Hard Thoughts About God

We’ve all heard the accusations against God, maybe even made some:
God has abandoned me.
If God is good, why is there so much pain in the world?
God doesn’t hear my prayers.
God has disappointed me.
God let my child die.

Even those who don’t believe in God somehow find a way to blame Him for all that is wrong in the world. They not only hate God, but also the very idea of God, any god to whom they would be accountable.

The Bible, of course, tells the whole story, or at least the parts we need to know. God created a “very good” world, but because the serpent persuaded Eve that God was not good, but had withheld good, she and Adam attempted to be gods themselves. Genesis 3:1-4

So the idea that things are God’s fault originated in the Garden, a seed planted by God’s archenemy, one who wants to see us miserable because he is miserable.

This is why the person of Jesus Christ is so important. Jesus says that anyone who has seen Him has seen His Father (John 14:8, 9), and John, in his very first chapter, tells us that Jesus has come to explain, or explicate, or expose the Father to us (John 1:5, 9, 18).

So instead of using our pain as the grid through which or with which we assess God, we should be using Jesus in that way. He has been sent for that very purpose, as God’s loving, compassionate representative, not to condemn, but save, the world (John 3:16, 17).

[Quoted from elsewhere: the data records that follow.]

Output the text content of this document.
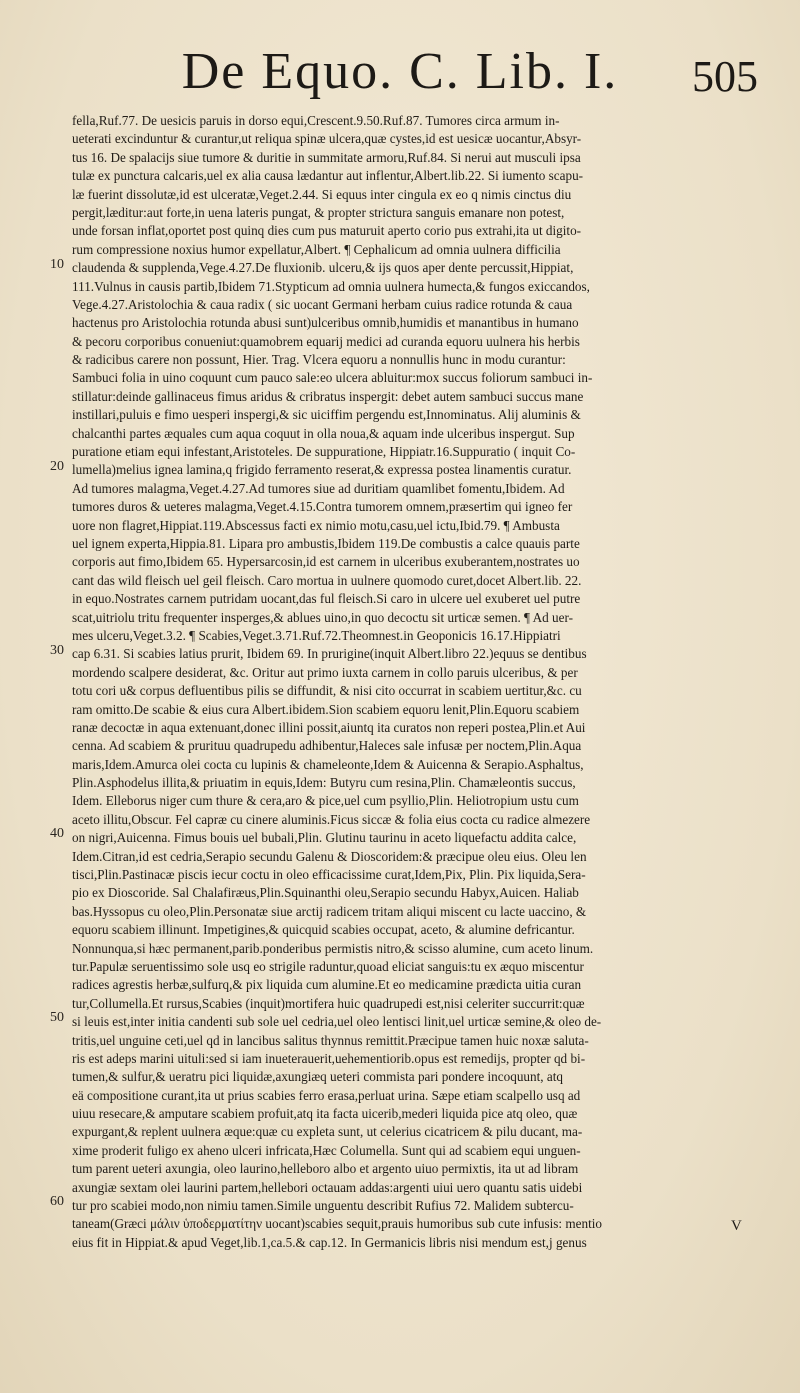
De Equo. C. Lib. I.	505
10
20
30
40
50
60
fella,Ruf.77. De uesicis paruis in dorso equi,Crescent.9.50.Ruf.87. Tumores circa armum in-
ueterati excinduntur & curantur,ut reliqua spinæ ulcera,quæ cystes,id est uesicæ uocantur,Absyr-
tus 16. De spalacijs siue tumore & duritie in summitate armoru,Ruf.84. Si nerui aut musculi ipsa
tulæ ex punctura calcaris,uel ex alia causa lædantur aut inflentur,Albert.lib.22. Si iumento scapu-
læ fuerint dissolutæ,id est ulceratæ,Veget.2.44. Si equus inter cingula ex eo q nimis cinctus diu
pergit,læditur:aut forte,in uena lateris pungat, & propter strictura sanguis emanare non potest,
unde forsan inflat,oportet post quinq dies cum pus maturuit aperto corio pus extrahi,ita ut digito-
rum compressione noxius humor expellatur,Albert. ¶ Cephalicum ad omnia uulnera difficilia
claudenda & supplenda,Vege.4.27.De fluxionib. ulceru,& ijs quos aper dente percussit,Hippiat,
111.Vulnus in causis partib,Ibidem 71.Stypticum ad omnia uulnera humecta,& fungos exiccandos,
Vege.4.27.Aristolochia & caua radix ( sic uocant Germani herbam cuius radice rotunda & caua
hactenus pro Aristolochia rotunda abusi sunt)ulceribus omnib,humidis et manantibus in humano
& pecoru corporibus conueniut:quamobrem equarij medici ad curanda equoru uulnera his herbis
& radicibus carere non possunt, Hier. Trag. Vlcera equoru a nonnullis hunc in modu curantur:
Sambuci folia in uino coquunt cum pauco sale:eo ulcera abluitur:mox succus foliorum sambuci in-
stillatur:deinde gallinaceus fimus aridus & cribratus inspergit: debet autem sambuci succus mane
instillari,puluis e fimo uesperi inspergi,& sic uiciffim pergendu est,Innominatus. Alij aluminis &
chalcanthi partes æquales cum aqua coquut in olla noua,& aquam inde ulceribus inspergut. Sup
puratione etiam equi infestant,Aristoteles. De suppuratione, Hippiatr.16.Suppuratio ( inquit Co-
lumella)melius ignea lamina,q frigido ferramento reserat,& expressa postea linamentis curatur.
Ad tumores malagma,Veget.4.27.Ad tumores siue ad duritiam quamlibet fomentu,Ibidem. Ad
tumores duros & ueteres malagma,Veget.4.15.Contra tumorem omnem,præsertim qui igneo fer
uore non flagret,Hippiat.119.Abscessus facti ex nimio motu,casu,uel ictu,Ibid.79. ¶ Ambusta
uel ignem experta,Hippia.81. Lipara pro ambustis,Ibidem 119.De combustis a calce quauis parte
corporis aut fimo,Ibidem 65. Hypersarcosin,id est carnem in ulceribus exuberantem,nostrates uo
cant das wild fleisch uel geil fleisch. Caro mortua in uulnere quomodo curet,docet Albert.lib. 22.
in equo.Nostrates carnem putridam uocant,das ful fleisch.Si caro in ulcere uel exuberet uel putre
scat,uitriolu tritu frequenter insperges,& ablues uino,in quo decoctu sit urticæ semen. ¶ Ad uer-
mes ulceru,Veget.3.2. ¶ Scabies,Veget.3.71.Ruf.72.Theomnest.in Geoponicis 16.17.Hippiatri
cap 6.31. Si scabies latius prurit, Ibidem 69. In prurigine(inquit Albert.libro 22.)equus se dentibus
mordendo scalpere desiderat, &c. Oritur aut primo iuxta carnem in collo paruis ulceribus, & per
totu cori u& corpus defluentibus pilis se diffundit, & nisi cito occurrat in scabiem uertitur,&c. cu
ram omitto.De scabie & eius cura Albert.ibidem.Sion scabiem equoru lenit,Plin.Equoru scabiem
ranæ decoctæ in aqua extenuant,donec illini possit,aiuntq ita curatos non reperi postea,Plin.et Aui
cenna. Ad scabiem & prurituu quadrupedu adhibentur,Haleces sale infusæ per noctem,Plin.Aqua
maris,Idem.Amurca olei cocta cu lupinis & chameleonte,Idem & Auicenna & Serapio.Asphaltus,
Plin.Asphodelus illita,& priuatim in equis,Idem: Butyru cum resina,Plin. Chamæleontis succus,
Idem. Elleborus niger cum thure & cera,aro & pice,uel cum psyllio,Plin. Heliotropium ustu cum
aceto illitu,Obscur. Fel capræ cu cinere aluminis.Ficus siccæ & folia eius cocta cu radice almezere
on nigri,Auicenna. Fimus bouis uel bubali,Plin. Glutinu taurinu in aceto liquefactu addita calce,
Idem.Citran,id est cedria,Serapio secundu Galenu & Dioscoridem:& præcipue oleu eius. Oleu len
tisci,Plin.Pastinacæ piscis iecur coctu in oleo efficacissime curat,Idem,Pix, Plin. Pix liquida,Sera-
pio ex Dioscoride. Sal Chalafiræus,Plin.Squinanthi oleu,Serapio secundu Habyx,Auicen. Haliab
bas.Hyssopus cu oleo,Plin.Personatæ siue arctij radicem tritam aliqui miscent cu lacte uaccino, &
equoru scabiem illinunt. Impetigines,& quicquid scabies occupat, aceto, & alumine defricantur.
Nonnunqua,si hæc permanent,parib.ponderibus permistis nitro,& scisso alumine, cum aceto linum.
tur.Papulæ seruentissimo sole usq eo strigile raduntur,quoad eliciat sanguis:tu ex æquo miscentur
radices agrestis herbæ,sulfurq,& pix liquida cum alumine.Et eo medicamine prædicta uitia curan
tur,Collumella.Et rursus,Scabies (inquit)mortifera huic quadrupedi est,nisi celeriter succurrit:quæ
si leuis est,inter initia candenti sub sole uel cedria,uel oleo lentisci linit,uel urticæ semine,& oleo de-
tritis,uel unguine ceti,uel qd in lancibus salitus thynnus remittit.Præcipue tamen huic noxæ saluta-
ris est adeps marini uituli:sed si iam inueterauerit,uehementiorib.opus est remedijs, propter qd bi-
tumen,& sulfur,& ueratru pici liquidæ,axungiæq ueteri commista pari pondere incoquunt, atq
eä compositione curant,ita ut prius scabies ferro erasa,perluat urina. Sæpe etiam scalpello usq ad
uiuu resecare,& amputare scabiem profuit,atq ita facta uicerib,mederi liquida pice atq oleo, quæ
expurgant,& replent uulnera æque:quæ cu expleta sunt, ut celerius cicatricem & pilu ducant, ma-
xime proderit fuligo ex aheno ulceri infricata,Hæc Columella. Sunt qui ad scabiem equi unguen-
tum parent ueteri axungia, oleo laurino,helleboro albo et argento uiuo permixtis, ita ut ad libram
axungiæ sextam olei laurini partem,hellebori octauam addas:argenti uiui uero quantu satis uidebi
tur pro scabiei modo,non nimiu tamen.Simile unguentu describit Rufius 72. Malidem subtercu-
taneam(Græci μάλιν ὑποδερματίτην uocant)scabies sequit,prauis humoribus sub cute infusis: mentio
eius fit in Hippiat.& apud Veget,lib.1,ca.5.& cap.12. In Germanicis libris nisi mendum est,j genus
V
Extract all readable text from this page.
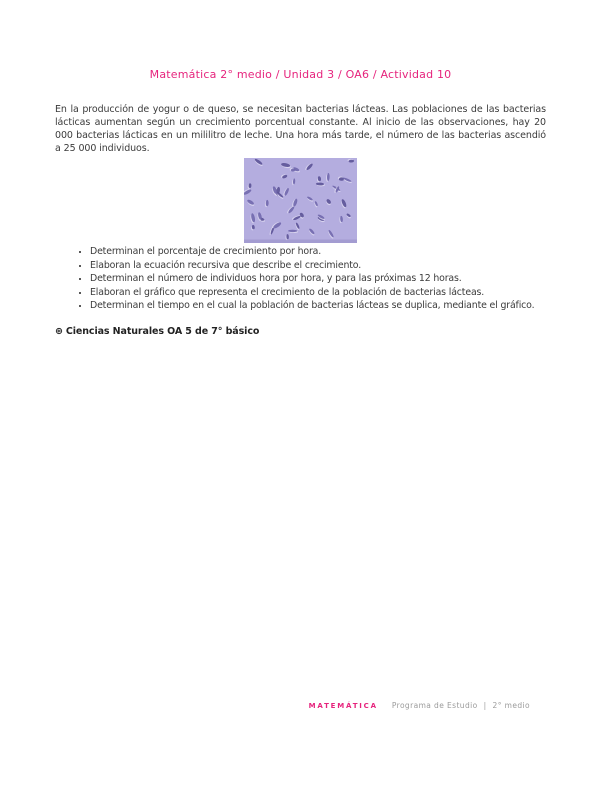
Matemática 2° medio / Unidad 3 / OA6 / Actividad 10

En la producción de yogur o de queso, se necesitan bacterias lácteas. Las poblaciones de las bacterias lácticas aumentan según un crecimiento porcentual constante. Al inicio de las observaciones, hay 20 000 bacterias lácticas en un mililitro de leche. Una hora más tarde, el número de las bacterias ascendió a 25 000 individuos.

• Determinan el porcentaje de crecimiento por hora.
• Elaboran la ecuación recursiva que describe el crecimiento.
• Determinan el número de individuos hora por hora, y para las próximas 12 horas.
• Elaboran el gráfico que representa el crecimiento de la población de bacterias lácteas.
• Determinan el tiempo en el cual la población de bacterias lácteas se duplica, mediante el gráfico.

⊛ Ciencias Naturales OA 5 de 7° básico

MATEMÁTICA Programa de Estudio | 2° medio
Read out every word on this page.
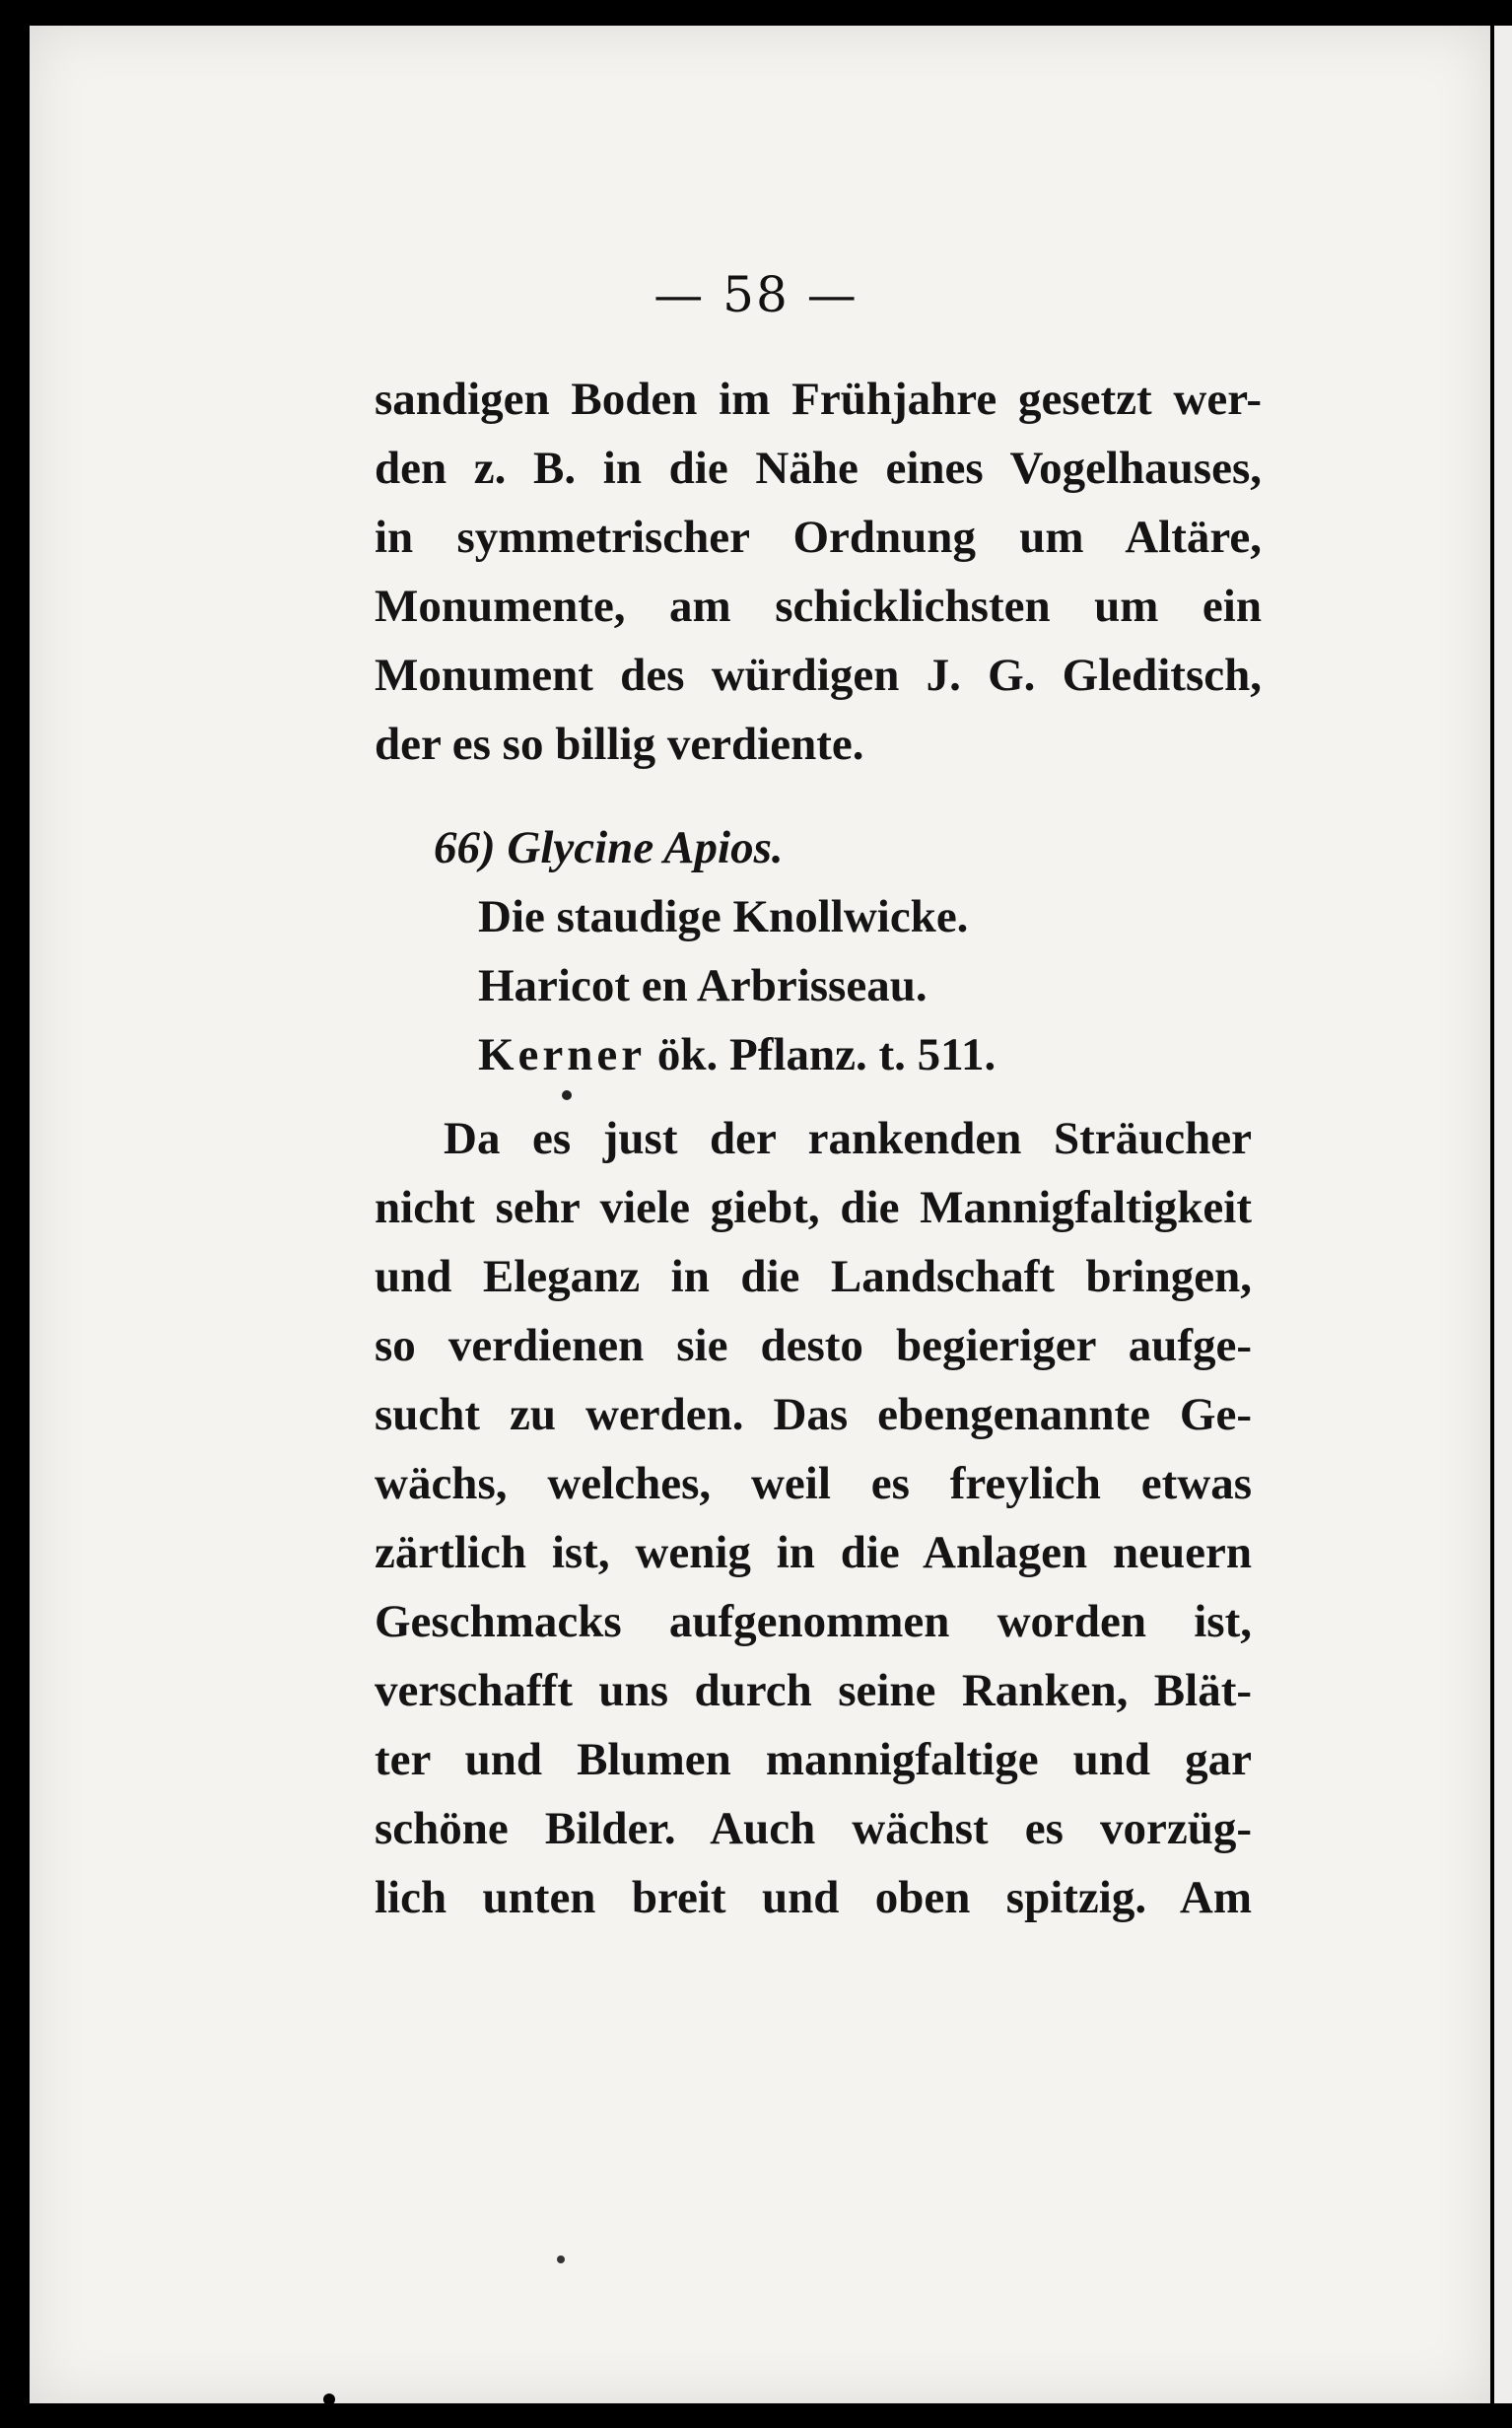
— 58 —
sandigen Boden im Frühjahre gesetzt wer-
den z. B. in die Nähe eines Vogelhauses,
in symmetrischer Ordnung um Altäre,
Monumente, am schicklichsten um ein
Monument des würdigen J. G. Gleditsch,
der es so billig verdiente.
66) Glycine Apios.
Die staudige Knollwicke.
Haricot en Arbrisseau.
Kerner ök. Pflanz. t. 511.
Da es just der rankenden Sträucher
nicht sehr viele giebt, die Mannigfaltigkeit
und Eleganz in die Landschaft bringen,
so verdienen sie desto begieriger aufge-
sucht zu werden. Das ebengenannte Ge-
wächs, welches, weil es freylich etwas
zärtlich ist, wenig in die Anlagen neuern
Geschmacks aufgenommen worden ist,
verschafft uns durch seine Ranken, Blät-
ter und Blumen mannigfaltige und gar
schöne Bilder. Auch wächst es vorzüg-
lich unten breit und oben spitzig. Am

Jesus has a right to ask us to view God in this way because He entered into our pain, and took our own deserved suffering upon Himself. Now He walks with us, supporting us in our own suffering, forgiving our sins, and comforting us in our losses. So when we are tempted to ask, “Why doesn’t God DO something?” we need instead to thank God for what He already has done in Jesus.

“For we do not have a high priest who is unable to sympathize with our weaknesses, but we have one who has been tempted in every way, just as we are—yet was without sin. Let us then approach the throne of grace with confidence, so that we may receive mercy and find grace to help us in our time of need.”